ValueError: buffer source array is read-only

Hello folks

Trying to run a remote task on cpu machines but get the following value error:
buffer source array is read-only
The cropped bottom traceback:

output = model.ops.gather_add(vectors, keys)
  File "thinc/backends/numpy_ops.pyx", line 440, in thinc.backends.numpy_ops.NumpyOps.gather_add
  File "stringsource", line 660, in View.MemoryView.memoryview_cwrapper
  File "stringsource", line 350, in View.MemoryView.memoryview.__cinit__
ValueError: buffer source array is read-only

Attaching the code snippet

import ray
import spacy


@ray.remote
def my_task(model,text):
    ''' 
    '''
    print(f"Processing: {text}")
    doc = model(text)
    return doc

if __name__ == '__main__':
   ray.init()
   model = spacy.load('en_core_web_lg')
   model_ref = ray.put(model)
   texts = ['I like you. What are you doing?','I am fine. What about you?']
   ref_ids = [my_task.remote(model_ref,text) for text in texts]

  while len(ref_ids):
      processed, unprocessed = ray.wait(ref_ids)
      ref_ids = unprocessed
     if processed:
          out = ray.get(processed)
          print(out)

However if I run the same model on GPU machines it throws no error. There is a slight change in the code. @ray.remote(num_gpus=1) is introduced and spacy.require_gpu() is called before loading the model.

ray version: 2.2.0
spacy version: 3.4.4

Please help me!
Thanks

@KMayank29 the object put in Ray is immutable, which might be the reason why you running into this issue. Could you try to copy the model in my_task to see if it solves the issue?

Hello @KMayank29,

I’m currently experiencing the same exact error when attempting to carry out the parallel tokenization (using spaCy) of multiple texts.

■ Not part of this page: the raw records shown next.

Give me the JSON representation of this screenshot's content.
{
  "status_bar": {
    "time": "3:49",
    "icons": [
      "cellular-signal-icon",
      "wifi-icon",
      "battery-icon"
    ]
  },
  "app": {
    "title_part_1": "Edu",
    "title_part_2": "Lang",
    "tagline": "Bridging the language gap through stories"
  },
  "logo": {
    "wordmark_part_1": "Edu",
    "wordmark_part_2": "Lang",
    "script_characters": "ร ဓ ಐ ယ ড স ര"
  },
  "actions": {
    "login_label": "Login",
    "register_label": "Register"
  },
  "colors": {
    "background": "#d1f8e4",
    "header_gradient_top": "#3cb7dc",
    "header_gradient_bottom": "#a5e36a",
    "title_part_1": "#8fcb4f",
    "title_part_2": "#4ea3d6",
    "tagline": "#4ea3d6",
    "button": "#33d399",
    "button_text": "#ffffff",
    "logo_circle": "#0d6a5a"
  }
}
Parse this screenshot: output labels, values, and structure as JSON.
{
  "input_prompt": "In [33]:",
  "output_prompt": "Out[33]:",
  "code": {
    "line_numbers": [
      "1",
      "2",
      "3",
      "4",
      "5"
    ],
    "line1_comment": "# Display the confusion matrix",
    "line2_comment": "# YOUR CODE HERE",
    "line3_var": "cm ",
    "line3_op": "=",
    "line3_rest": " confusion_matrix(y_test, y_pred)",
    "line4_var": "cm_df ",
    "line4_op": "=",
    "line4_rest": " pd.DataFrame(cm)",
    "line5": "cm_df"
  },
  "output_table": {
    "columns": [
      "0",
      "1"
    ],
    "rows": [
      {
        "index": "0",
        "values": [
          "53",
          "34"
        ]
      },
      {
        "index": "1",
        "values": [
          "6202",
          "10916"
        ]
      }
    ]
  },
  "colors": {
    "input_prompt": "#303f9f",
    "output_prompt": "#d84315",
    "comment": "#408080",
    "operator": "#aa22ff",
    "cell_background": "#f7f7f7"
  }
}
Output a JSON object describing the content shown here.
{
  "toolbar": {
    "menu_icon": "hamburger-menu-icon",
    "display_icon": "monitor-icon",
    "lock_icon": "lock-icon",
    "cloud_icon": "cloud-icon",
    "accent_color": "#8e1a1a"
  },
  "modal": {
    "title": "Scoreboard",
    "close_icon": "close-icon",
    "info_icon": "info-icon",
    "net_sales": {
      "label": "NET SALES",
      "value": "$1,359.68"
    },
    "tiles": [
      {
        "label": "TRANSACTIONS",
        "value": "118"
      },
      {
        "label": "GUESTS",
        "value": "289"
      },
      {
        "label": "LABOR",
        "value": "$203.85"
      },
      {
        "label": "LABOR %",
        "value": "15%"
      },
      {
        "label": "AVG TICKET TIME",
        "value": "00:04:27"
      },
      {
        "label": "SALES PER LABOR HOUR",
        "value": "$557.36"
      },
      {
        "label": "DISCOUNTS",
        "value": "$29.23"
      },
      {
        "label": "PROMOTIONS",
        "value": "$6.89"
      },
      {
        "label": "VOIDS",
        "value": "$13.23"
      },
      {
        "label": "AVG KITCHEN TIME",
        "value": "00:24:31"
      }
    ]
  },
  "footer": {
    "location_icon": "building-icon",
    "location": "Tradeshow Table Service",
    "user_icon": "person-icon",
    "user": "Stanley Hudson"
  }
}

Did you manage to find a solution?

class Model:
    def __init__(self, model_path):
        self.model_path = model_path
        self.model = spacy.load(self.model_path)

    def __reduce__(self):
        serialized_data = (self.model_path, )
        return self.__class__, serialized_data
        
model = Model(model_path)
model_ref = ray.put(model)

The above code helped me.

After writing here I’ve found that, at least for tokenization, it’s easier to just use a
spaCy pipeline:

nlp = spacy.load("it_core_news_lg", disable=["tagger", "attribute_ruler", "lemmatizer"])
df['tokenized_strings'] = list(nlp.pipe(df['initial_strings'], batch_size=256, n_process=10))

But thank you anyways for the quick reply.